Acting provost forecasts re-accreditation efforts will strengthen U of L

By Kyeland Jackson —

Arts & Sciences faculty assembly members sought clarity on U of L’s accreditation retention efforts Feb. 3.

Acting Provost Dale Billingsley said the process will strengthen U of L, and asked faculty to ease students’ concerns.

“Be very clear with your students that the university maintains its accreditation,” Billingsley said. “We are still an accredited institution … they do not understand, and the media and the temper of public discussion has not made clear that probation and loss of accreditation are two very different things.”

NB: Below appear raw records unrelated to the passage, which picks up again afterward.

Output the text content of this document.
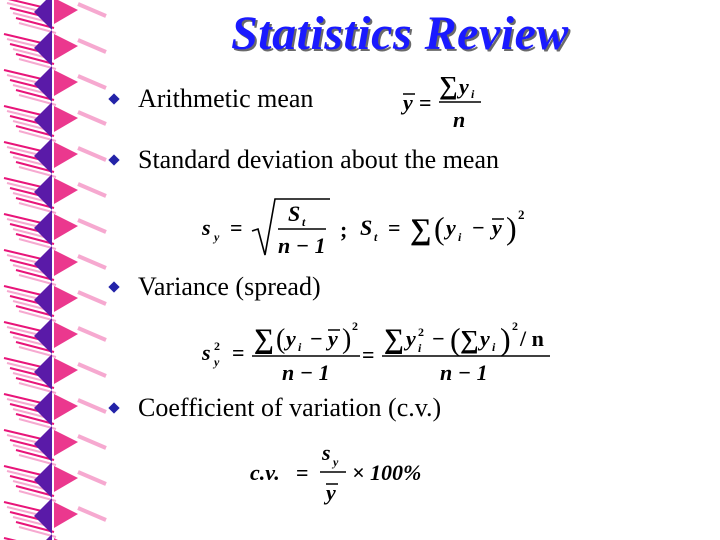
Statistics Review
Arithmetic mean
Standard deviation about the mean
Variance (spread)
Coefficient of variation (c.v.)
y =
∑ y i
n
s y =
S t
n − 1
; S t = ∑ ( y i − y ) 2
s 2
y = ∑ ( y i − y ) 2
n − 1
= ∑ y 2
i − ( ∑ y i ) 2 / n
n − 1
c.v. =
s y
y
× 100%
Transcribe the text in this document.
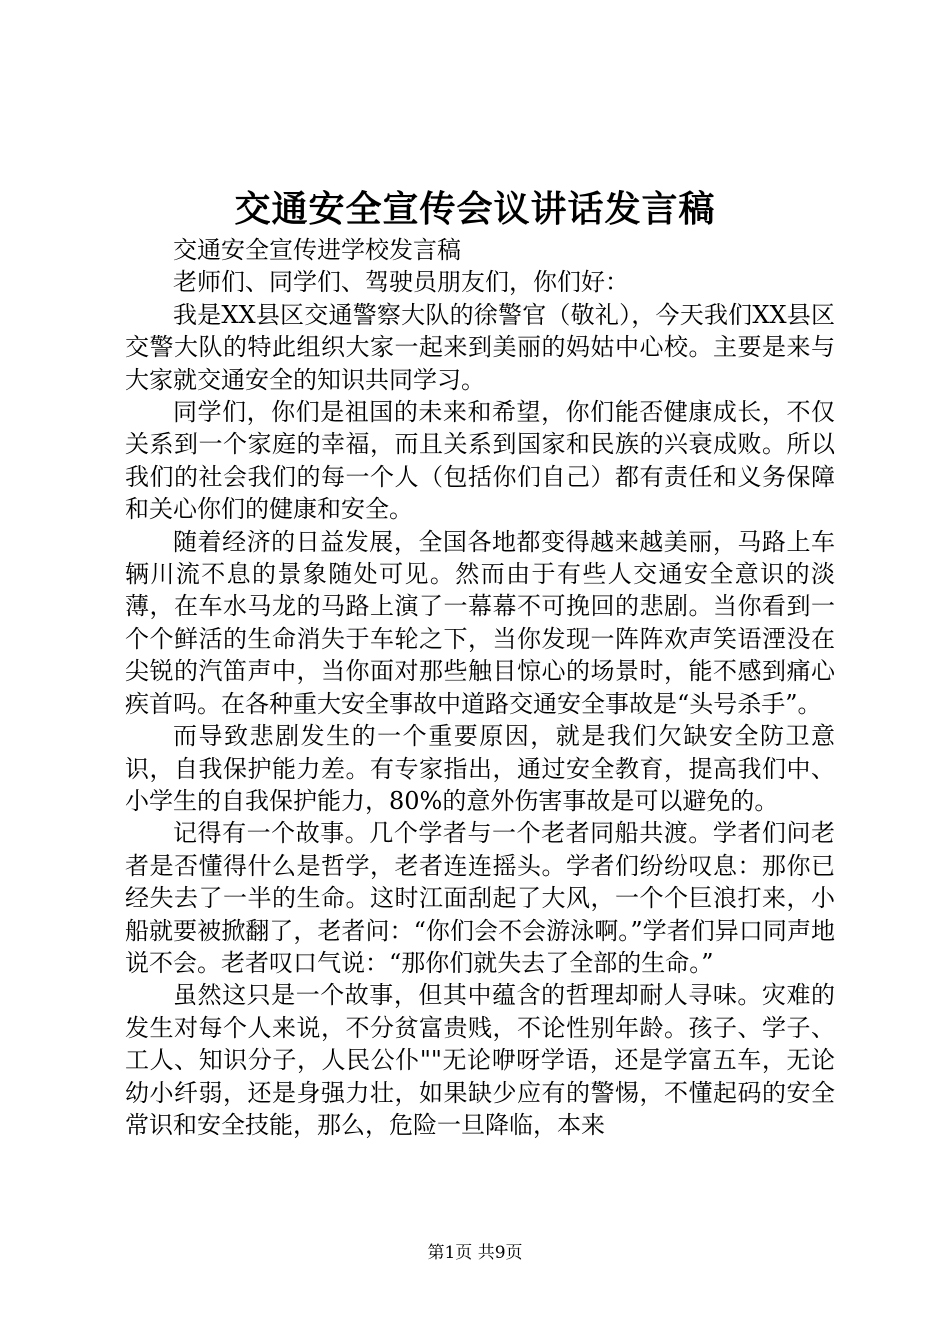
交通安全宣传会议讲话发言稿

交通安全宣传进学校发言稿

老师们、同学们、驾驶员朋友们，你们好：

我是XX县区交通警察大队的徐警官（敬礼），今天我们XX县区交警大队的特此组织大家一起来到美丽的妈姑中心校。主要是来与大家就交通安全的知识共同学习。

同学们，你们是祖国的未来和希望，你们能否健康成长，不仅关系到一个家庭的幸福，而且关系到国家和民族的兴衰成败。所以我们的社会我们的每一个人（包括你们自己）都有责任和义务保障和关心你们的健康和安全。

随着经济的日益发展，全国各地都变得越来越美丽，马路上车辆川流不息的景象随处可见。然而由于有些人交通安全意识的淡薄，在车水马龙的马路上演了一幕幕不可挽回的悲剧。当你看到一个个鲜活的生命消失于车轮之下，当你发现一阵阵欢声笑语湮没在尖锐的汽笛声中，当你面对那些触目惊心的场景时，能不感到痛心疾首吗。在各种重大安全事故中道路交通安全事故是“头号杀手”。

而导致悲剧发生的一个重要原因，就是我们欠缺安全防卫意识，自我保护能力差。有专家指出，通过安全教育，提高我们中、小学生的自我保护能力，80%的意外伤害事故是可以避免的。

记得有一个故事。几个学者与一个老者同船共渡。学者们问老者是否懂得什么是哲学，老者连连摇头。学者们纷纷叹息：那你已经失去了一半的生命。这时江面刮起了大风，一个个巨浪打来，小船就要被掀翻了，老者问：“你们会不会游泳啊。”学者们异口同声地说不会。老者叹口气说：“那你们就失去了全部的生命。”

虽然这只是一个故事，但其中蕴含的哲理却耐人寻味。灾难的发生对每个人来说，不分贫富贵贱，不论性别年龄。孩子、学子、工人、知识分子，人民公仆""无论咿呀学语，还是学富五车，无论幼小纤弱，还是身强力壮，如果缺少应有的警惕，不懂起码的安全常识和安全技能，那么，危险一旦降临，本来

第1页 共9页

Billingsley expects the Southern Association of Colleges and Schools, U of L’s accrediting agency, will view Senate Bill 12 as a boon to accreditation. But, he warned there are other issues regarding governance and prospective Senate Bill 107, which Billlingsley expects will pass soon. The bill grants Governor Matt Bevin power to reconstitute “dysfunctional” educational institutions’ boards. Senate Bill 107 defines a board is “dysfunctional” when it cannot reach a consensus to carry out primary functions, a provision Billingsley has called “a real problem” for educational institutions’ boards.

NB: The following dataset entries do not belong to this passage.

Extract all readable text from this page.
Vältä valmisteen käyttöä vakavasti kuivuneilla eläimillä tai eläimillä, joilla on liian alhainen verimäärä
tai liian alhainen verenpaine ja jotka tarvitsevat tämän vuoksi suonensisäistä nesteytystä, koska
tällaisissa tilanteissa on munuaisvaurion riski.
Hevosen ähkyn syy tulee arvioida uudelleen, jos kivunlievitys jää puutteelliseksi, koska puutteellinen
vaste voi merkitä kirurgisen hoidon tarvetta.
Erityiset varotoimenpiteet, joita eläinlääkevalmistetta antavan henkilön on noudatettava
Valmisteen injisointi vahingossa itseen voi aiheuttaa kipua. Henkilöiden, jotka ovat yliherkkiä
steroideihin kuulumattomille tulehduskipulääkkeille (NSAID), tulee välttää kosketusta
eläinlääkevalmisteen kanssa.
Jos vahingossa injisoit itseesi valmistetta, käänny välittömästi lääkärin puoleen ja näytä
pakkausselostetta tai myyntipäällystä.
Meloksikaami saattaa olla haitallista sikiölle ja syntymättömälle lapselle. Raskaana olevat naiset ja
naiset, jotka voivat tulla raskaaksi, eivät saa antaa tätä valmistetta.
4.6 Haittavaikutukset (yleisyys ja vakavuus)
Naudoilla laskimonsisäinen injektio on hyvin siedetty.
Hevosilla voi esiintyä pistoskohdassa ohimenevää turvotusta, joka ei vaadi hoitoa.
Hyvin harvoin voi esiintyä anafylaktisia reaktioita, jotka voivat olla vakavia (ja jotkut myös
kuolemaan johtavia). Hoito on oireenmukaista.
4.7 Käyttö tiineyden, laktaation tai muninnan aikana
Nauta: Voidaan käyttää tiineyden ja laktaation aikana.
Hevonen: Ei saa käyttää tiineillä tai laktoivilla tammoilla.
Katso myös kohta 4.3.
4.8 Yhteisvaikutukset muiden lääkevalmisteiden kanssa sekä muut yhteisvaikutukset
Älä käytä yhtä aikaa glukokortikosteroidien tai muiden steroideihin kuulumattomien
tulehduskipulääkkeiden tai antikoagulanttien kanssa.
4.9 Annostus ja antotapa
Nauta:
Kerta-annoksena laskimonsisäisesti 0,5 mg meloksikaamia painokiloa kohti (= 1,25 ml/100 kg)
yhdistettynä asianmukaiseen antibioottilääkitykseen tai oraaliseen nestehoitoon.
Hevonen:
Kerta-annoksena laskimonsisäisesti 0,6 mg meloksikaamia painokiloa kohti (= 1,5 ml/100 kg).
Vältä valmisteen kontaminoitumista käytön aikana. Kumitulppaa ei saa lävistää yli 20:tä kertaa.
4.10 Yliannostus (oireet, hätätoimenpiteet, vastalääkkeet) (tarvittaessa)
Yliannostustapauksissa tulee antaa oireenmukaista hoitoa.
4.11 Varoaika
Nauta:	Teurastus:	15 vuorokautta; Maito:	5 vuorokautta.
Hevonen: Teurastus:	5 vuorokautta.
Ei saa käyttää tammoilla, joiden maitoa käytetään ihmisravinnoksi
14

The draft bill, updated Jan. 3, includes an emergency order that makes its passage law once Bevin signs it. U of L’s Faculty Senate endorsed SB 107 revision recommendations penned by Council on Postsecondary Education President Robert King. King’s recommendations include charging university boards with removing fellow trustees for cause, including CPE in nominations for unequally represented boards and request Bevin ask a “dysfunctional” board to step down before he removes them. CPE faculty representative Robert Staat said legislators are likely to adopt the changes.

“He (Robert King) said the legislators are drafting it (SB 107) word, for word, for word of what we’re doing,” Staat said. Staat is a CPE member and representative for faculty members in Kentucky.

Without a clear nod from SACS, the bills could be setting obstacles for retaining accreditation.

“What happens if SACS does say, ‘We’re not going along with this’?” English professor Matthew Biberman asked. Biberman also asked how three more possible infractions, cited in a letter dated Jan. 27, could be involved in SACS response to re-accreditation actions.

“This (three more possible infractions) is an entirely different section of the principles of accreditation, so it’s scary,” Billingsley said. But, he said efforts to resolve accreditation issues would likely bring a positive response from SACS.

SACS’s Jan. 27 letter warned the university may have violated three more accreditation standards, citing a state audit sent by the university. The letter questions the relationship between U of L and the University of Louisville Foundation, its endowment manager, personnel appointments and financial control. SACS asked the university respond by March 3. The new infractions could be included in an investigation by SACS’s special committee, tasked to inspect U of L’s re-accreditation progress and report to the accrediting body.

University of Louisville spokesperson John Karman said the university expects SACS’s special committee Sept. 19 – 21.

Acting President Greg Postel, citing discussions with SACS, King, Bevin and Kentucky Senate President Robert Stivers, said Wednesday U of L is on the “right path” towards re-accreditation. The SACS accreditation board will review its findings in December, choosing to either grant U of L’s accreditation, prolong probation or remove accreditation. Loss of accreditation means academic degrees lose value, credits will not transfer from U of L, federal financial aid will not be available and the university cannot participate in the NCAA.